Spring is traditionally time to shake off that winter funk and drag things into the bright sunshine and give them an airing out. Your finances are the same way -- after a period of neglect, you should drag them out into the sun and see how they look. Let’s start with your credit.
- Understand Key Credit Factors
The most important thing to know about your credit score is how it’s determined. Your credit score is a mix of five factors: payment history (35%), credit line utilization (30%), length of credit (15%), account mix (10%), and recent inquiries (10%). The two factors that play the most weight on your score are payment history and credit line utilization. It’s important to have a good payment history, as failing to pay bills on time will significantly hurt your score. You should try to keep borrowing under 30% of your available credit line.
- Review Your Credit Report
You can get a free copy of your credit report (but not your score) every twelve months from www.annualcreditreport.com. There are three major credit reporting companies -- Equifax, TransUnion, and Experian -- and you’re entitled to one report each year from each bureau. It’s a good idea to get a separate report from each reporting company because they often contain different information.
When you review your reports, look for inaccuracies and negative actions. Both of these can hurt your credit, but dealing with them will require different approaches.
- Identify and Report Inaccuracies
Studies show that a significant percentage of credit reports have inaccuracies. Although many are minor, some can be significant enough to damage your credit score. So look through your credit report and look for accounts that you didn’t sign up for (believe it or not, it’s possible for accounts from someone with a similar name to get put on your account) or misreported information.
You can dispute the inaccurate information by reporting it to the credit bureau (note -- this means you may have to report separately to each of the bureaus) who will then contact your lender. Your lender has 30 days to respond to your challenge and if they don’t respond or determine that they were wrong, the item will be removed from your account.
- Correct Negative Actions
Negative actions are those actions that hurt your credit score. Generally, your credit report will have a “Negative Actions” section that will provide a simple list that will highlight those things that may drag your credit down. The two biggest offenders are payment history and credit line utilization.
- Payment history tracks how well you pay on your loans, the theory being that if you’ve generally paid reliably and on-time in the past, you’ll continue to do so. However, if you pay sporadically or miss payments, you may not be a reliable money manager and may be more likely to default. If your credit report shows poor payment history, start paying on-time today and commit to good payment habits. Within 6 months, your past poor performance will start to lose importance and your new trend of paying on-time will become more important and your credit will start to improve.

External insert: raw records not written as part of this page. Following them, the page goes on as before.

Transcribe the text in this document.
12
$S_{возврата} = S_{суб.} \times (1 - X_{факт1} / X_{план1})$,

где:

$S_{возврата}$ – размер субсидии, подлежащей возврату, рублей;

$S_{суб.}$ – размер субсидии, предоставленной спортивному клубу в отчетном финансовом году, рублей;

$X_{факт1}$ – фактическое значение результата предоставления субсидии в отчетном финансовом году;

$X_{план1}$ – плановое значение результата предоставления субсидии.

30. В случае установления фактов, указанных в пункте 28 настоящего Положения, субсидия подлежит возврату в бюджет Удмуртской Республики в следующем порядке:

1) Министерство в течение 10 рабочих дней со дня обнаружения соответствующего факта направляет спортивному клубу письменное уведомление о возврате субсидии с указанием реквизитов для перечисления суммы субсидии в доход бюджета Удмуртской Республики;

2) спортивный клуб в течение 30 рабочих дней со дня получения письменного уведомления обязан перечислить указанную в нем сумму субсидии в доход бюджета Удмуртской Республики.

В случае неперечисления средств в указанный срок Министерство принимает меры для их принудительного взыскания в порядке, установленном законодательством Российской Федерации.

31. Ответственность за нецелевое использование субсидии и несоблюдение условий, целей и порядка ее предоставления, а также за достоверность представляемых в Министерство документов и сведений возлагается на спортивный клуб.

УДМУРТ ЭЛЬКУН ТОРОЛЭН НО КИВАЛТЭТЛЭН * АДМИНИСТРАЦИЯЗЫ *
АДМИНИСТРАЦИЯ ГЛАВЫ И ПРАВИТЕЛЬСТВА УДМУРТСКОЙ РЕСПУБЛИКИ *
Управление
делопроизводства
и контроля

- Credit line utilization: To calculate this, sum both the total credit line amount and the amount outstanding for your credit cards and other revolving loans like home equity line of credit. Your total balance divided by your credit line is your line utilization -- the amount of available borrowing that you’re using. If this is over 50% it will really bring down your credit score. Ideally it should be less than 10%. If you’re over 10%, commit to paying it down and create a paydown plan.
What’s your credit report; well it’s your credit history. The report is based on any information each bureau receives about you from the companies who have provided you with credit. Other items that will show up on your credit report will be any late payments.
- Monitor Your Score
After you’ve looked through your credit report, check out your credit score. This is the number that comes out of a complicated model after the bureau runs your data through it. The most popular score is the FICO which can range from 300 to 850. Your credit score helps creditors determine how "credit worthy" you are and anything over 720 is considered good. Because poor credit means there’s a higher chance you’ll default on a loan, lenders charge higher interest rates to those with lower scores to offset these risks.